Haphazard ‘Ride Along’ suffers from forgettable story

By Gary Clift

Apparently Antoine Fuqua’s 2001 movie “Training Day” is some sort of historic touchstone for movie-makers. I have seen it referred to a couple of times recently in films. And now there’s a comedy version of the story out, and it is called “Ride Along.”

I call it a comedy. There are lots of familiar comic situations and even a few working jokes. It stars little Kevin Hart, a comedian who has a talent for manic dissembling. Most of the humor in the film is supposed to originate with his patented all-bluster short-guy character. Sometimes that schtick is funny here.

The film’s other stars are Ice Cube, whose talent is a sort of stumpy intransigence. He was the star of the “Friday” movies, but I’m not certain he is ever intentionally funny in “Ride Along.” He is playing Hart’s straight man, the police detective brother of the girl Hart’s character wants to marry.

And then there’s Laurence Fishburne, an accomplished American actor with not enough to do, playing the villain. When Fishburne’s character is on, its as if the movie was suddenly in color. But he’s not in it much.

Director Tim Story did the “Fantastic Four” movies and “Think Like a Man.” You can ask yourself if those credits would seem to qualify him to film Hart’s comedy vehicle.
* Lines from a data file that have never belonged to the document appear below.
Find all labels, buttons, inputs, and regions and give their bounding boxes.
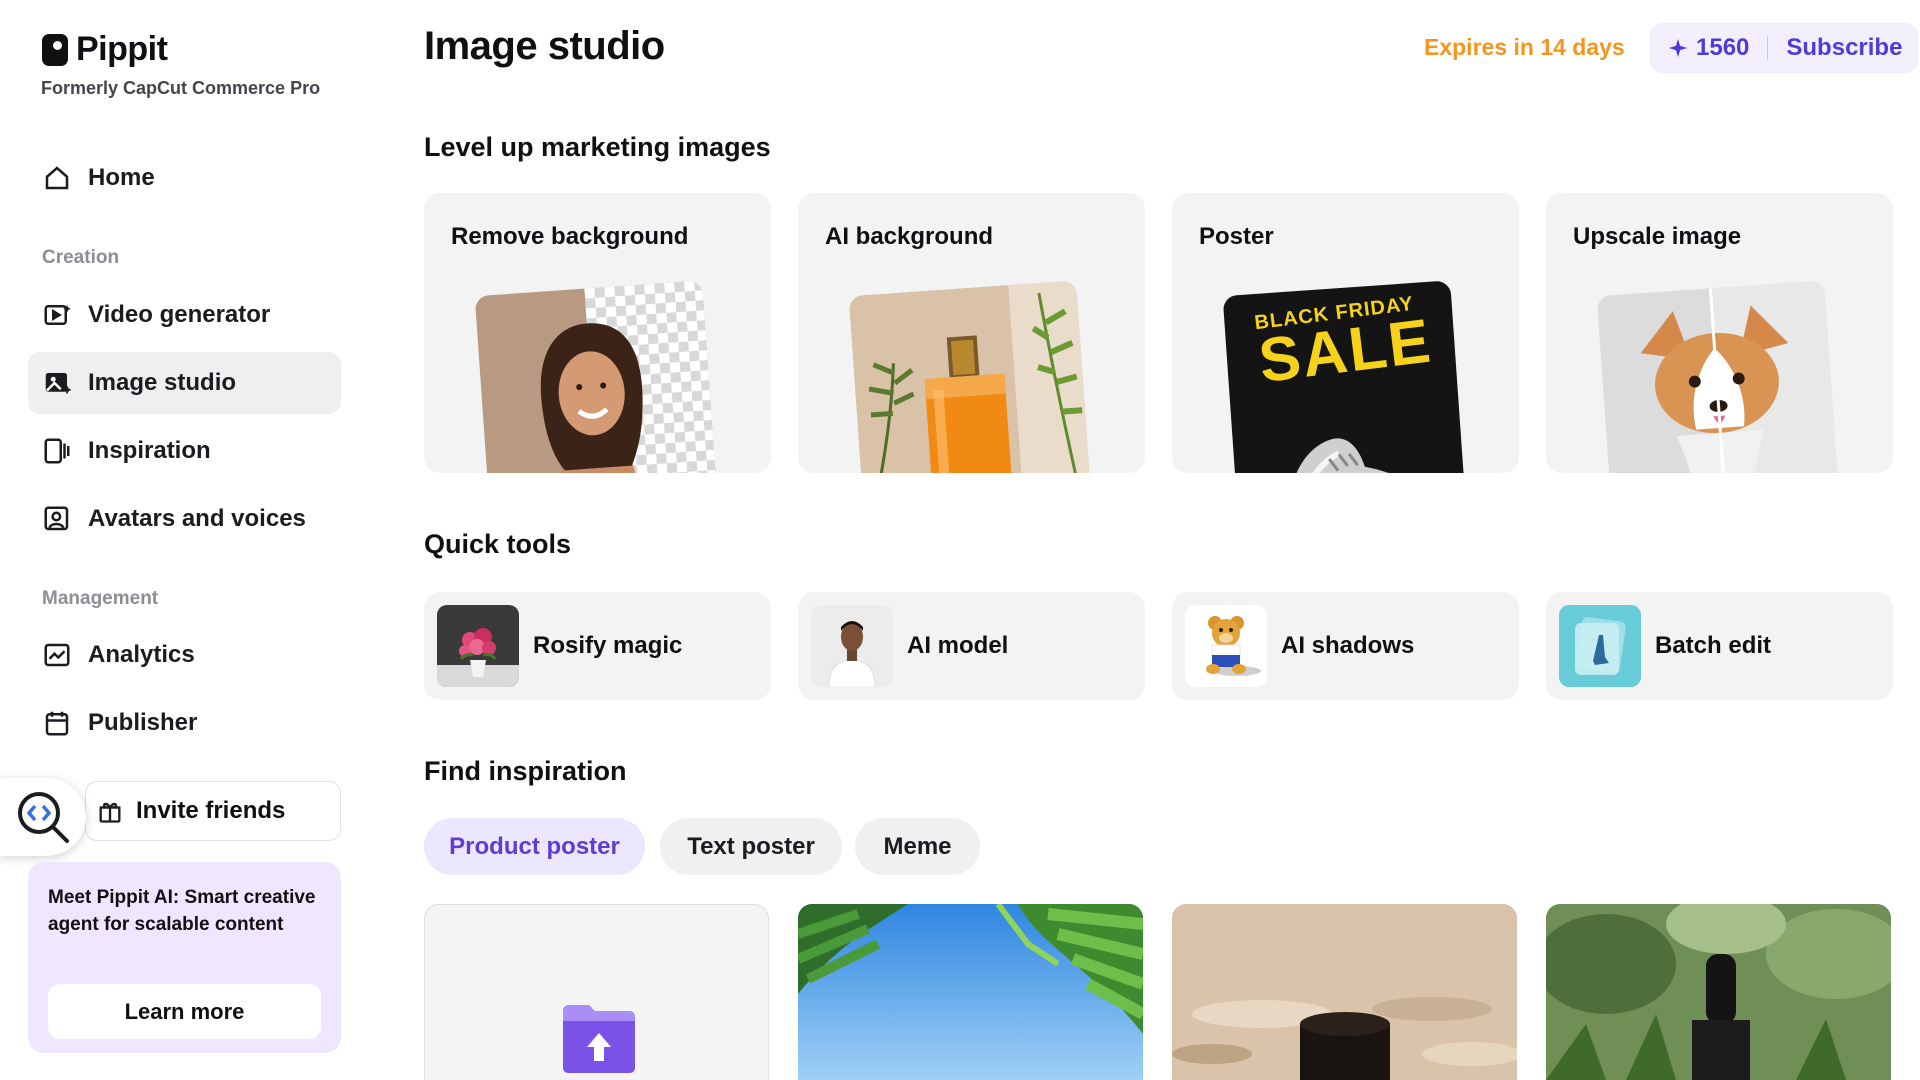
page-title: Image studio [424, 24, 665, 68]
poster-illustration: BLACK FRIDAY SALE [1222, 280, 1466, 473]
batch-edit-thumbnail [1559, 605, 1641, 687]
ai-model-thumbnail [811, 605, 893, 687]
inspiration-card-stones[interactable] [1172, 904, 1517, 1080]
invite-label: Invite friends [136, 797, 286, 824]
tool-card-rosify-magic[interactable]: Rosify magic [424, 592, 771, 700]
home-icon [45, 166, 69, 190]
sidebar-item-image-studio[interactable]: Image studio [28, 352, 341, 414]
upscale-image-illustration [1596, 280, 1840, 473]
subscribe-button[interactable]: Subscribe [1786, 34, 1902, 62]
inspiration-card-tropical[interactable] [798, 904, 1143, 1080]
tool-card-label: Rosify magic [533, 632, 683, 659]
brand-name: Pippit [76, 30, 168, 68]
learn-more-button[interactable]: Learn more [48, 984, 321, 1039]
tool-card-ai-model[interactable]: AI model [798, 592, 1145, 700]
section-title-quick-tools: Quick tools [424, 529, 572, 559]
pill-divider [1767, 36, 1769, 60]
feature-card-label: Poster [1199, 223, 1274, 250]
invite-friends-button[interactable]: Invite friends [85, 781, 341, 841]
section-label-creation: Creation [42, 247, 120, 268]
brand-logo[interactable]: Pippit [42, 30, 168, 69]
sidebar-item-analytics[interactable]: Analytics [28, 624, 341, 686]
video-generator-icon [44, 305, 71, 325]
sidebar-item-label: Video generator [88, 301, 271, 328]
sidebar-item-video-generator[interactable]: Video generator [28, 284, 341, 346]
analytics-icon [44, 643, 70, 667]
section-label-management: Management [42, 588, 159, 609]
section-title-find-inspiration: Find inspiration [424, 756, 627, 786]
feature-card-label: Upscale image [1573, 223, 1742, 250]
feature-card-label: AI background [825, 223, 994, 250]
tool-card-label: AI shadows [1281, 632, 1415, 659]
sidebar-item-avatars-voices[interactable]: Avatars and voices [28, 488, 341, 550]
inspiration-card-dropper[interactable] [1546, 904, 1891, 1080]
sidebar-item-label: Image studio [88, 369, 237, 396]
sidebar-item-home[interactable]: Home [28, 147, 341, 209]
tab-product-poster[interactable]: Product poster [424, 818, 645, 875]
avatar-icon [44, 506, 69, 531]
calendar-icon [45, 711, 69, 736]
feature-card-upscale-image[interactable]: Upscale image [1546, 193, 1893, 473]
ai-background-illustration [848, 280, 1092, 473]
inspiration-icon [44, 438, 70, 464]
tool-card-batch-edit[interactable]: Batch edit [1546, 592, 1893, 700]
promo-text: Meet Pippit AI: Smart creative agent for… [48, 887, 316, 935]
tool-card-label: AI model [907, 632, 1009, 659]
sidebar-item-label: Avatars and voices [88, 505, 306, 532]
credits-count: 1560 [1696, 34, 1750, 61]
sidebar-item-label: Home [88, 164, 155, 191]
sidebar-item-inspiration[interactable]: Inspiration [28, 420, 341, 482]
brand-subtitle: Formerly CapCut Commerce Pro [41, 78, 321, 98]
sidebar-item-label: Analytics [88, 641, 195, 668]
sidebar: Pippit Formerly CapCut Commerce Pro Home… [0, 0, 370, 1080]
tool-card-ai-shadows[interactable]: AI shadows [1172, 592, 1519, 700]
sidebar-item-publisher[interactable]: Publisher [28, 692, 341, 754]
feature-card-ai-background[interactable]: AI background [798, 193, 1145, 473]
upload-card[interactable] [424, 904, 769, 1080]
feature-card-label: Remove background [451, 223, 689, 250]
section-title-level-up: Level up marketing images [424, 132, 771, 162]
tool-card-label: Batch edit [1655, 632, 1772, 659]
tab-meme[interactable]: Meme [855, 818, 980, 875]
code-magnifier-icon [18, 792, 69, 843]
remove-background-illustration [474, 280, 718, 473]
ai-shadows-thumbnail [1185, 605, 1267, 687]
tab-text-poster[interactable]: Text poster [660, 818, 842, 875]
feature-card-remove-background[interactable]: Remove background [424, 193, 771, 473]
trial-expiry-label: Expires in 14 days [1424, 34, 1625, 60]
image-studio-icon [45, 373, 72, 395]
gift-icon [99, 802, 121, 823]
rosify-thumbnail [437, 605, 519, 687]
upload-folder-icon [563, 1005, 635, 1073]
code-search-float-button[interactable] [0, 778, 86, 856]
sidebar-item-label: Publisher [88, 709, 198, 736]
pippit-logo-icon [42, 33, 68, 66]
sidebar-item-label: Inspiration [88, 437, 211, 464]
feature-card-poster[interactable]: Poster BLACK FRIDAY SALE [1172, 193, 1519, 473]
promo-card: Meet Pippit AI: Smart creative agent for… [28, 862, 341, 1053]
credits-subscribe-pill[interactable]: 1560 Subscribe [1650, 23, 1918, 73]
sparkle-icon [1668, 38, 1688, 58]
The story is so routine as to be eminently forgettable. Remember “Paul Blart: Mall Cop”? Well, Hart plays a character named Ben who, like Paul Blart, wants to be a police officer. Also like Blart, Ben has taken a security guard job while waiting to get into the academy.

Ben asks James (Cube) for the hand of his sister (played by Tika Sumpter). With no apparent end in view, James invites Ben to go along with him as he works the following day for the Atlanta, Georgia police department. The detective is fixed on finding a mysterious criminal mastermind named Omar, and that case may be coming to a head.

But James begins his day with his brother-in-law to-be by asking a dispatcher to send him all the nuisance calls she gets. Supposedly his idea is that Ben will find these annoying and will quit wanting to be a cop. Anyway, I think that’s the idea.

They go to roust bikers who are parked in a handicap space. Ben sputters at the leather-wearers and is spat on by a woman with a goatee. This incident will stand for three or four others that are intended to be amusing but don’t amount to anything.

Then James hears that Omar is about to buy some weapons from Serbian arms dealers. Ben, having divined the purpose of the nuisance calls, comes up with a couple of clues that may help locate and fix a time for the gun purchase.

Now anybody who has been to the movies much knows how this is going to turn out. James is going to get into trouble trying to arrest the folks at the arms sale. Ben is going to come to the rescue, using his banter or his on-line gaming experiences to help him help the real detective. Right?

The movie does have a decent, if not altogether original, way of putting Ben in the middle of the transaction. And Fishburne shows up, suggesting a comic tone for the picture that it had needed since its opening.

But there are odd things late, too. The gun sale scene goes on for a surprisingly long time and even then isn’t the climax of the film. These facts are surprising. I’m not sure they are surprising in a good way.

And then there are a couple of late close-ups viewers won’t be able to explain. I’m guessing that Hart’s dialog got revised after the shooting and that director Story recorded the sound of the new lines but didn’t want to go to the trouble of re-filming the sequences. So he cut out the shot of Hart speaking and inserted formerly unneeded shots of Sumpter or Cube standing around listening.

To tell the truth, the whole movie feels a little haphazard and re-manufactured. Besides which, Hart was probably funnier in “Grudge Match,” which will soon be out as a DVD. If you really want to see the comedian in a film, you might do better to wait and rent that movie.